Boosted Objects and Jet Substructure at the LHC (BOOST 2012 Report)
11/12/2013
219 citations (115 excluding self-citations). The third in a series of annual BOOST workshop reports that established jet substructure as a mature subfield of collider physics.
The Problem
When heavy particles (top quarks, W/Z/Higgs bosons) are produced with enough momentum, their hadronic decay products merge into a single large-radius jet. Extracting the identity of the parent particle from the internal structure of that jet, jet substructure, became one of the most active areas of LHC physics in the early 2010s. By 2012, dozens of substructure techniques had been proposed (pruning, trimming, filtering, N-subjettiness, shower deconstruction), ATLAS and CMS were beginning to use them in real analyses, and the field needed a systematic comparison of tools, a common set of benchmarks, and a clear assessment of what worked and what didn’t.
The Approach
The BOOST workshop series brought together theorists and experimentalists annually to benchmark jet substructure tools against each other and against data. The 2012 report covers perturbative QCD calculations relevant to substructure, Monte Carlo generator validation, pileup mitigation strategies, and lessons from the first wave of ATLAS and CMS analyses using substructure.

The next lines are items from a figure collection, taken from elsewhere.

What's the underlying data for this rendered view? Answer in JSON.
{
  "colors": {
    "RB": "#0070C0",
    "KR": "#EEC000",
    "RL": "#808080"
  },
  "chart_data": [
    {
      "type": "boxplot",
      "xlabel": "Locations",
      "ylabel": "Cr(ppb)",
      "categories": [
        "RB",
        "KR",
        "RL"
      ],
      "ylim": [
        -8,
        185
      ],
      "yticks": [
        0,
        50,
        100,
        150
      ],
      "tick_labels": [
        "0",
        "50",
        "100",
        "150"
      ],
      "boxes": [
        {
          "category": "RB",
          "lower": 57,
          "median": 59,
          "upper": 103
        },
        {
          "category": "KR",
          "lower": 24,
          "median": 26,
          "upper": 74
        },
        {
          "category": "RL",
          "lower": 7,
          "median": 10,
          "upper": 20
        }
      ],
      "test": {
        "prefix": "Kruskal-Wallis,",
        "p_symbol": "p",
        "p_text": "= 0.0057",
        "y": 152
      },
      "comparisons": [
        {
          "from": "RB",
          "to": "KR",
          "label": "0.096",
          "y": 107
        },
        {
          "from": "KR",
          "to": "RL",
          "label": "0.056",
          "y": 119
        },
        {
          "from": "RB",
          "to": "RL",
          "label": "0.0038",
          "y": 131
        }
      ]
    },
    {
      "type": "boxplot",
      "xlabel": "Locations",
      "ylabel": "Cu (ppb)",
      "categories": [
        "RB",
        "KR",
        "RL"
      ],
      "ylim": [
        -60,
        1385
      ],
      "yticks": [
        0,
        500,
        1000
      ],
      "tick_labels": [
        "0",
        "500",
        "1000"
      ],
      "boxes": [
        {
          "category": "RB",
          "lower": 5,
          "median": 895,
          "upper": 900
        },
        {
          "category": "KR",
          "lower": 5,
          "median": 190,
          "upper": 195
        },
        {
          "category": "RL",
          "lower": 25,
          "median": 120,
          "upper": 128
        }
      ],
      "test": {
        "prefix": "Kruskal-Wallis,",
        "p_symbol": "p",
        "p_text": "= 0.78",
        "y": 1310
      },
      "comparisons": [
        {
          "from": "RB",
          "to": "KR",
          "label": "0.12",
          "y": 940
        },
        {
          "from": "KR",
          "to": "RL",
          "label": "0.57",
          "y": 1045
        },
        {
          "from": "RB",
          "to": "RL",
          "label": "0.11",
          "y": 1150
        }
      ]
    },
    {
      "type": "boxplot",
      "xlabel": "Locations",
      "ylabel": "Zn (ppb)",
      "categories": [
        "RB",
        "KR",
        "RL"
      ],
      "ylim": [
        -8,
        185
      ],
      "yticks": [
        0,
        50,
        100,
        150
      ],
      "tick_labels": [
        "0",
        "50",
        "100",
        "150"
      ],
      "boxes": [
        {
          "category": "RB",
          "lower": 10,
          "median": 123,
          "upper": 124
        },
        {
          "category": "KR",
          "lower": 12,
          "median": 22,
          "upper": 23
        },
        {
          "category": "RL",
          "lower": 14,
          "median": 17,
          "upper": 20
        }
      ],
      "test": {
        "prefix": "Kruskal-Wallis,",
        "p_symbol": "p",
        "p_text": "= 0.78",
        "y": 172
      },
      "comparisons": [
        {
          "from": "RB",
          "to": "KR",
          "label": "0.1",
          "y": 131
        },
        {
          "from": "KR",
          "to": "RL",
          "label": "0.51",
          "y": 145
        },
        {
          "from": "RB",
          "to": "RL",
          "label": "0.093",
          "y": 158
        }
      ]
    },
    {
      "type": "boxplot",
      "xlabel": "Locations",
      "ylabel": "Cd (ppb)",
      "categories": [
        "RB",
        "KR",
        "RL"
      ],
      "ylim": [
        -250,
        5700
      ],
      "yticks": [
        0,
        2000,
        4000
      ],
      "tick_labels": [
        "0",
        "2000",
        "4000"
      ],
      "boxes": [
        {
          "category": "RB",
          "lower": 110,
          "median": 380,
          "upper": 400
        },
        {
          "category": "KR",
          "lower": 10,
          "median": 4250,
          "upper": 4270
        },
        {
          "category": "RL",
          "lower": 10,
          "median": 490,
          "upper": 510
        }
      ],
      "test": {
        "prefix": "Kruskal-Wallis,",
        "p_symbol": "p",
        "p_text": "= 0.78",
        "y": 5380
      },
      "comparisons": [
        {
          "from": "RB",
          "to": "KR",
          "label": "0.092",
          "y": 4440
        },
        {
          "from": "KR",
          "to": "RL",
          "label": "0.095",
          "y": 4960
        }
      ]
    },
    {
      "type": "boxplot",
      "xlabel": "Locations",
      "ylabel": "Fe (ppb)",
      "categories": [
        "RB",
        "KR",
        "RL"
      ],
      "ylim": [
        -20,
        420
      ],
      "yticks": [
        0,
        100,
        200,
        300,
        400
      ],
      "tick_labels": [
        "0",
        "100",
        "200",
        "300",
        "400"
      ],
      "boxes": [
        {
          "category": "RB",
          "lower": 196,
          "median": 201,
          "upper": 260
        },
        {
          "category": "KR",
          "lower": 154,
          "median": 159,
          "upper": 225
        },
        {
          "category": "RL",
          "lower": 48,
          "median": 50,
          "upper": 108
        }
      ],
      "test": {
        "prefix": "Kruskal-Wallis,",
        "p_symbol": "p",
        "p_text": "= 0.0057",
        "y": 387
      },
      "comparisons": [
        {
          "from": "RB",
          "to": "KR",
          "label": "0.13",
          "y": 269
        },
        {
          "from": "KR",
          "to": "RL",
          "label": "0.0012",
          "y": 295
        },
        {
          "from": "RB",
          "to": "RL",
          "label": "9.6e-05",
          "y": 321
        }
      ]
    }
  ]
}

The report established best practices that both collaborations adopted for their boosted-object analyses through Run 1 and into Run 2.
Impact
The BOOST reports (this paper is the third, following the 2010 and 2011 reports with 374 and 331 citations respectively) collectively defined the standards for jet substructure at the LHC. Two of the most widely used tools in modern collider physics grew directly from challenges highlighted in the BOOST program: Soft Drop grooming (Larkoski, Marzani, Soyez, Thaler; 1,245 citations) and the PUPPI pileup mitigation algorithm (775 citations).
The BOOST benchmarks also became the proving ground for the machine learning revolution in collider physics. Six of the paper’s top 15 citers are ML-for-jets papers: jet images (247 citations), deep learning jet images (382 citations), ParticleNet (648 citations), Energy Flow Networks (369 citations), DeepTop (257 citations), and the Machine Learning Landscape of Top Taggers benchmark comparison (272 citations). The boosted-object tagging challenges defined in the BOOST workshops created the datasets and performance targets that the ML community adopted. The Reviews of Modern Physics survey of jet substructure (377 citations) and the comprehensive Phys. Reports review (637 citations) both trace the field’s development through the BOOST series.
Recollections
I helped create the BOOST conference series three years before this report, as a way of unifying the techniques around what had been a scattered set of observations: formerly heavy particles, now produced with enough momentum that their decay products become collimated and appear as single jets. Traditional experimental and theoretical analyses often required jet isolation, which meant these events were excluded entirely. The early BOOST conferences were important in establishing jet substructure as a legitimate and important technique at both the Tevatron and the LHC rather than an exotic curiosity. I served on the advisory committee and helped with organization.
My main intellectual contribution to the substructure program was a paper called “Jet Dipolarity: Top Tagging with Color Flow,” written with my Stanford graduate students Anson Hook and Martin Jankowiak. The idea was to use jet shapes beyond simple clustering to identify whether a jet’s internal structure came from a color-singlet object, like a W boson, where color flow concentrates energy between the two subjets, versus a colored object, where the color flow radiates out of the jet. Dipolarity provided a handle on the color structure of the decay, not just the kinematics, which was a different kind of information than most substructure tools were using at the time.